Denise Lesur è appena stata da una mammana e aspetta di abortire. Il tempo scorre in attesa di liberarsi di quello che ha dentro, ma quello che ha dentro non è solo un feto non voluto.

Denise Lesur è piena di rabbia: il romanzo è una lunga invettiva contro il mondo da cui proviene.
La sua è una famiglia di negozianti, nel quartiere è considerata benestante: il bar va avanti bene, sempre pieno di ubriaconi che vomitano e stramazzano al suolo, e la rivendita di alimentari è un continuo via vai di donne in pantofole che chiedono di poter pagare a fine mese.
Ma nel quartiere ce ne sono tanti che stanno peggio, molto peggio, e Denise ogni domenica va a trovare qualche malato con la madre e a portare un po’ di scatolame per alleviare la miseria.
Denise Lesur da bambina è invidiata dalle amiche: può mangiare quello che vuole e può giocare con bambole che camminano da sole.
Tutto cambia quando iniziano le elementari: i genitori la mandano in una scuola privata dove Denise scopre di non essere al centro del mondo, di non essere la bambina più ricca né la più benvoluta. E’ la cacciata dal giardino dell’Eden.
Per recuperare l’ammirazione di cui ha spasmodicamente bisogno, diventa la prima della classe, e lo sarà sempre, anche alle superiori e all’università, ma, man mano che cresce, inizia ad odiare l’ambiente da cui proviene: si vergogna dei suoi genitori, del loro basso livello culturale, del loro linguaggio scurrile, della loro volgare abbigliamento.

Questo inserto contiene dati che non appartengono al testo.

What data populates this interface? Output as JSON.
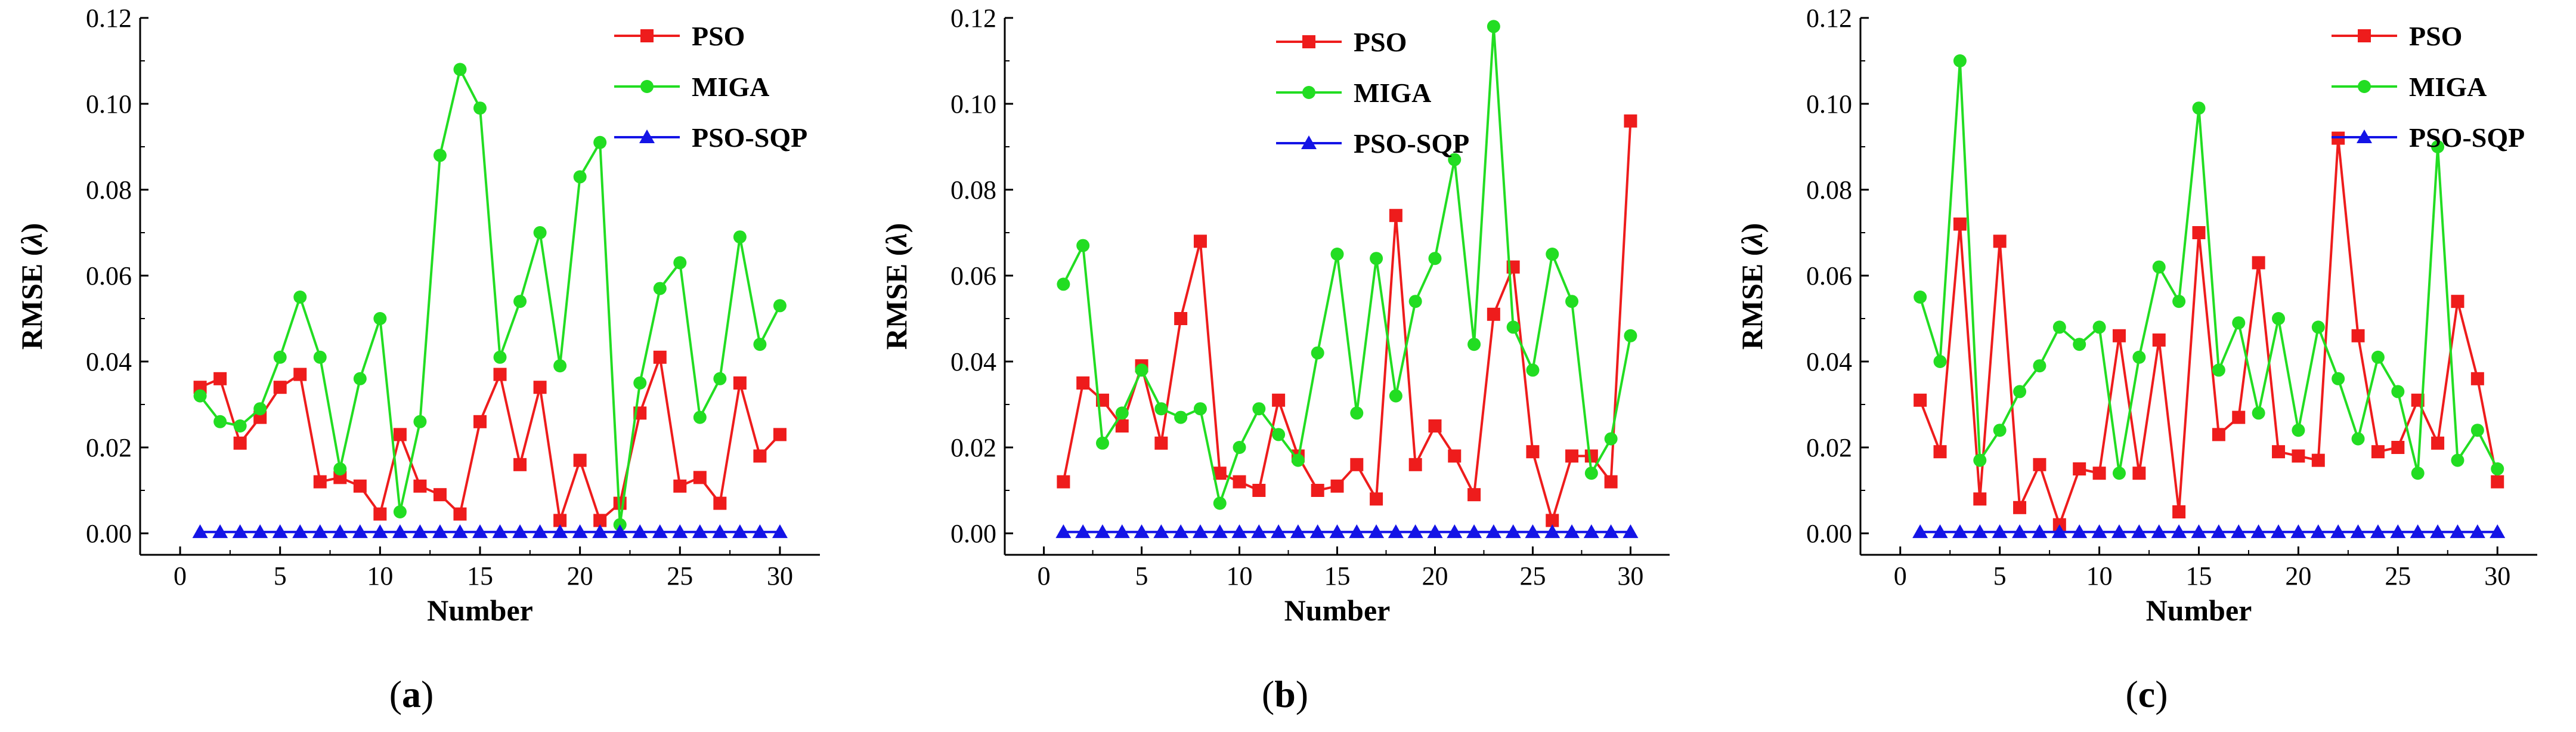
{
  "figure": {
    "panels": [
      "a",
      "b",
      "c"
    ]
  },
  "chart_data": [
    {
      "type": "line",
      "panel": "a",
      "caption_letter": "a",
      "xlabel": "Number",
      "ylabel_main": "RMSE (",
      "ylabel_sym": "λ",
      "ylabel_end": ")",
      "xlim": [
        -2,
        32
      ],
      "ylim": [
        -0.005,
        0.12
      ],
      "xticks": [
        0,
        5,
        10,
        15,
        20,
        25,
        30
      ],
      "yticks": [
        0.0,
        0.02,
        0.04,
        0.06,
        0.08,
        0.1,
        0.12
      ],
      "ytick_labels": [
        "0.00",
        "0.02",
        "0.04",
        "0.06",
        "0.08",
        "0.10",
        "0.12"
      ],
      "x": [
        1,
        2,
        3,
        4,
        5,
        6,
        7,
        8,
        9,
        10,
        11,
        12,
        13,
        14,
        15,
        16,
        17,
        18,
        19,
        20,
        21,
        22,
        23,
        24,
        25,
        26,
        27,
        28,
        29,
        30
      ],
      "series": [
        {
          "name": "PSO",
          "color": "#ee1c1c",
          "marker": "square",
          "values": [
            0.034,
            0.036,
            0.021,
            0.027,
            0.034,
            0.037,
            0.012,
            0.013,
            0.011,
            0.0045,
            0.023,
            0.011,
            0.009,
            0.0045,
            0.026,
            0.037,
            0.016,
            0.034,
            0.003,
            0.017,
            0.003,
            0.007,
            0.028,
            0.041,
            0.011,
            0.013,
            0.007,
            0.035,
            0.018,
            0.023
          ]
        },
        {
          "name": "MIGA",
          "color": "#22dd22",
          "marker": "circle",
          "values": [
            0.032,
            0.026,
            0.025,
            0.029,
            0.041,
            0.055,
            0.041,
            0.015,
            0.036,
            0.05,
            0.005,
            0.026,
            0.088,
            0.108,
            0.099,
            0.041,
            0.054,
            0.07,
            0.039,
            0.083,
            0.091,
            0.002,
            0.035,
            0.057,
            0.063,
            0.027,
            0.036,
            0.069,
            0.044,
            0.053
          ]
        },
        {
          "name": "PSO-SQP",
          "color": "#1414e6",
          "marker": "triangle",
          "values": [
            0.0003,
            0.0003,
            0.0003,
            0.0003,
            0.0003,
            0.0003,
            0.0003,
            0.0003,
            0.0003,
            0.0003,
            0.0003,
            0.0003,
            0.0003,
            0.0003,
            0.0003,
            0.0003,
            0.0003,
            0.0003,
            0.0003,
            0.0003,
            0.0003,
            0.0003,
            0.0003,
            0.0003,
            0.0003,
            0.0003,
            0.0003,
            0.0003,
            0.0003,
            0.0003
          ]
        }
      ],
      "legend_position": "top-right"
    },
    {
      "type": "line",
      "panel": "b",
      "caption_letter": "b",
      "xlabel": "Number",
      "ylabel_main": "RMSE (",
      "ylabel_sym": "λ",
      "ylabel_end": ")",
      "xlim": [
        -2,
        32
      ],
      "ylim": [
        -0.005,
        0.12
      ],
      "xticks": [
        0,
        5,
        10,
        15,
        20,
        25,
        30
      ],
      "yticks": [
        0.0,
        0.02,
        0.04,
        0.06,
        0.08,
        0.1,
        0.12
      ],
      "ytick_labels": [
        "0.00",
        "0.02",
        "0.04",
        "0.06",
        "0.08",
        "0.10",
        "0.12"
      ],
      "x": [
        1,
        2,
        3,
        4,
        5,
        6,
        7,
        8,
        9,
        10,
        11,
        12,
        13,
        14,
        15,
        16,
        17,
        18,
        19,
        20,
        21,
        22,
        23,
        24,
        25,
        26,
        27,
        28,
        29,
        30
      ],
      "series": [
        {
          "name": "PSO",
          "color": "#ee1c1c",
          "marker": "square",
          "values": [
            0.012,
            0.035,
            0.031,
            0.025,
            0.039,
            0.021,
            0.05,
            0.068,
            0.014,
            0.012,
            0.01,
            0.031,
            0.018,
            0.01,
            0.011,
            0.016,
            0.008,
            0.074,
            0.016,
            0.025,
            0.018,
            0.009,
            0.051,
            0.062,
            0.019,
            0.003,
            0.018,
            0.018,
            0.012,
            0.096
          ]
        },
        {
          "name": "MIGA",
          "color": "#22dd22",
          "marker": "circle",
          "values": [
            0.058,
            0.067,
            0.021,
            0.028,
            0.038,
            0.029,
            0.027,
            0.029,
            0.007,
            0.02,
            0.029,
            0.023,
            0.017,
            0.042,
            0.065,
            0.028,
            0.064,
            0.032,
            0.054,
            0.064,
            0.087,
            0.044,
            0.118,
            0.048,
            0.038,
            0.065,
            0.054,
            0.014,
            0.022,
            0.046
          ]
        },
        {
          "name": "PSO-SQP",
          "color": "#1414e6",
          "marker": "triangle",
          "values": [
            0.0003,
            0.0003,
            0.0003,
            0.0003,
            0.0003,
            0.0003,
            0.0003,
            0.0003,
            0.0003,
            0.0003,
            0.0003,
            0.0003,
            0.0003,
            0.0003,
            0.0003,
            0.0003,
            0.0003,
            0.0003,
            0.0003,
            0.0003,
            0.0003,
            0.0003,
            0.0003,
            0.0003,
            0.0003,
            0.0003,
            0.0003,
            0.0003,
            0.0003,
            0.0003
          ]
        }
      ],
      "legend_position": "top-right"
    },
    {
      "type": "line",
      "panel": "c",
      "caption_letter": "c",
      "xlabel": "Number",
      "ylabel_main": "RMSE (",
      "ylabel_sym": "λ",
      "ylabel_end": ")",
      "xlim": [
        -2,
        32
      ],
      "ylim": [
        -0.005,
        0.12
      ],
      "xticks": [
        0,
        5,
        10,
        15,
        20,
        25,
        30
      ],
      "yticks": [
        0.0,
        0.02,
        0.04,
        0.06,
        0.08,
        0.1,
        0.12
      ],
      "ytick_labels": [
        "0.00",
        "0.02",
        "0.04",
        "0.06",
        "0.08",
        "0.10",
        "0.12"
      ],
      "x": [
        1,
        2,
        3,
        4,
        5,
        6,
        7,
        8,
        9,
        10,
        11,
        12,
        13,
        14,
        15,
        16,
        17,
        18,
        19,
        20,
        21,
        22,
        23,
        24,
        25,
        26,
        27,
        28,
        29,
        30
      ],
      "series": [
        {
          "name": "PSO",
          "color": "#ee1c1c",
          "marker": "square",
          "values": [
            0.031,
            0.019,
            0.072,
            0.008,
            0.068,
            0.006,
            0.016,
            0.002,
            0.015,
            0.014,
            0.046,
            0.014,
            0.045,
            0.005,
            0.07,
            0.023,
            0.027,
            0.063,
            0.019,
            0.018,
            0.017,
            0.092,
            0.046,
            0.019,
            0.02,
            0.031,
            0.021,
            0.054,
            0.036,
            0.012
          ]
        },
        {
          "name": "MIGA",
          "color": "#22dd22",
          "marker": "circle",
          "values": [
            0.055,
            0.04,
            0.11,
            0.017,
            0.024,
            0.033,
            0.039,
            0.048,
            0.044,
            0.048,
            0.014,
            0.041,
            0.062,
            0.054,
            0.099,
            0.038,
            0.049,
            0.028,
            0.05,
            0.024,
            0.048,
            0.036,
            0.022,
            0.041,
            0.033,
            0.014,
            0.09,
            0.017,
            0.024,
            0.015
          ]
        },
        {
          "name": "PSO-SQP",
          "color": "#1414e6",
          "marker": "triangle",
          "values": [
            0.0003,
            0.0003,
            0.0003,
            0.0003,
            0.0003,
            0.0003,
            0.0003,
            0.0003,
            0.0003,
            0.0003,
            0.0003,
            0.0003,
            0.0003,
            0.0003,
            0.0003,
            0.0003,
            0.0003,
            0.0003,
            0.0003,
            0.0003,
            0.0003,
            0.0003,
            0.0003,
            0.0003,
            0.0003,
            0.0003,
            0.0003,
            0.0003,
            0.0003,
            0.0003
          ]
        }
      ],
      "legend_position": "top-right"
    }
  ]
}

Cerca di tenere separati il mondo della scuola e il mondo della famiglia, perfino il suo modo di parlare cambia a seconda dei due ambienti.
Quando inizia ad accorgersi dell’altro sesso, sceglie i ragazzi in base al loro livello, a quanto sono fini, a quanto possono arrivare lontano. Oscilla tra il senso di superiorità nei confronti del suo ambiente di origine al senso di inferiorità nei confronti di certi studenti ricchi e aggraziati.
Non è un libro sull’aborto, o sul diritto all’aborto. E’ un romanzo sulla perdita dell’ingenuità e sul tentativo di una giovane di staccarsi dal proprio passato.
E’ pieno di rabbia (e leggere 237 pagine piene di rabbia non è salutare).
Mi si dirà che è una rabbia dettata dalla costrizione dell’aborto: Denise Lesur non può tenere il figlio, i suoi non glielo perdonerebbero mai, imbottiti di morale come sono.
Ma in realtà, a lei il figlio non interessa per niente. Non ne parla mai in termini di “bambino”, non si vede mai nel ruolo di madre. Quello che la manda fuori di testa è che è costretta a fare qualcosa per colpa della morale imperante, e a farla di nascosto, perché la fanno sentire colpevole.
Questa settimana Annie Ernaux ha vinto il Nobel per la letteratura e tutti giù a dire che è un Nobel politico, una reazione all’avanzare della destra che minaccia il diritto all’aborto.
Il diritto all’aborto va tutelato, ma non bisogna strumentalizzare ogni accenno all’interruzione di gravidanza per giustificare certi premi.
Annie Ernaux sa scrivere, ma a mio parere, c’erano altri nomi più meritevoli per un premio così ambito.